Compared to 1991, brokerage commissions have come down one-hundredth, but financial services firms have been doing very well on the back of a dramatic spurt in volumes of trades. The volumes have come in because of the high growth in the number of investors over the past eight years. Home-grown investment banks and brokerage firms like us are growing. Even while the world was shrinking, we have been getting into newer areas of business - AMC last year and now retail broking.

The number of capital market investors is currently 8-10 million. We see this number doubling in the next five years. Each of the businesses — M&A, private equity, IPO — will see robust activity in the coming decade.

Which areas do you see growth in?
Given the current backdrop, with India largely having withstood global recession, and the reforms introduced over the last 18 years, I see the next decade to be a golden age for the financial sector. The kind of growth and retail penetration the telecom sector has seen over the past decade, with volumes growing multi-fold due to reduction in call rates, I expect similar growth in the financial sector.

Banking, insurance and the capital market are the three pillars of the financial sector and with each of them reporting robust growth, aided by technology, I believe we are strongly poised. Overall, I am extremely bullish.

Is there any sense in the India de-coupling theory?
Stock prices track economic growth and it can be measured with simple mathematics. India is a trillion dollar economy with a 34 per cent saving rate, which comes to around $340 billion. In 2007-08, it was observed that some $140 billion were spent in buying gold, real estate and other not-so-productive assets. The rest — nearly $200 billion — came into productive assets through capital markets, banks, insurance firms and other such entities. This investment of $200 billion in productive assets gives us a incremental growth of around $50 billion, which translates into nearly 4 1/2 or 5 per cent of GDP growth, which is achieved purely through domestic money.

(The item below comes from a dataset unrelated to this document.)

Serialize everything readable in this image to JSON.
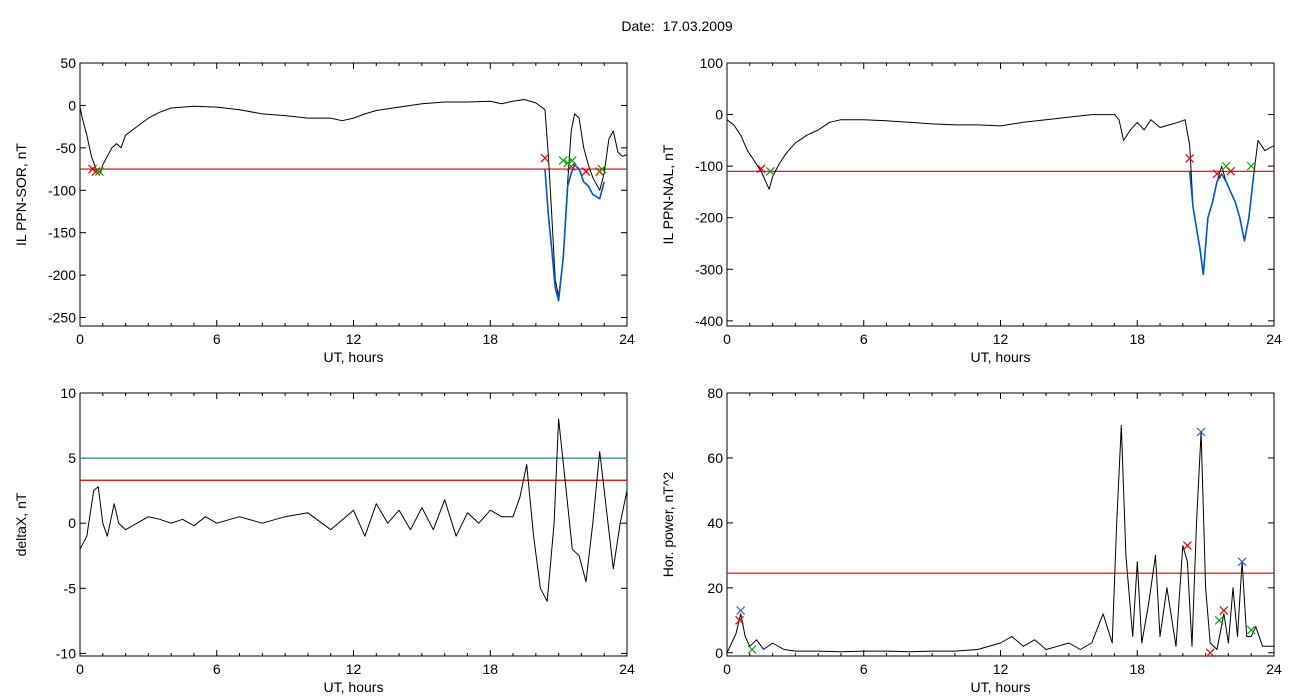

Add to this nearly $100 billion through foreign direct and portfolio investment which translates into another 1.5 to 2 percent growth and if export markets are good, then the sector adds another 1 or 1 1/2 percent to growth. So, to achieve a 5 percent growth is not a problem but if foreign inflows and exports improve, then we can grow by over 8 percent or even more, if more domestic savings flows into productive assets as per estimates. So we are de-coupled for basic growth and coupled for incremental growth.

Apart from exports, which are the other sectors of concern?
Real estate developers will still have to bring down prices or this sector would be another area of concern. There is demand for residential property in the affordable housing segment, which ranges between Rs 3,000 to 4,000 per sq.ft. in Delhi and Bangalore and Rs 5,000 to 6,000 per sq.ft. in Mumbai. The concept of 100 per cent margin for real estate developers will have to change.

Large foreign research houses and investors have set up shop in India and competition is growing in institutional business. How is Edelweiss placed?
Edelweiss is the leader in the institutional futures trading segment, with over 7 per cent market share. There were a few foreign institutional investors and banks which had set up base, but they have now scaled down significantly. Also, most of the foreign research houses do not track more than 100 companies, while Edelweiss has a comprehensive research on 200 companies.

Our next step is to expand in the retail segment and we are also looking to grow organically and inorganically — including opportunities to acquire brokers who have a good network among retailers. The retail broking segment will kickstart by August this year.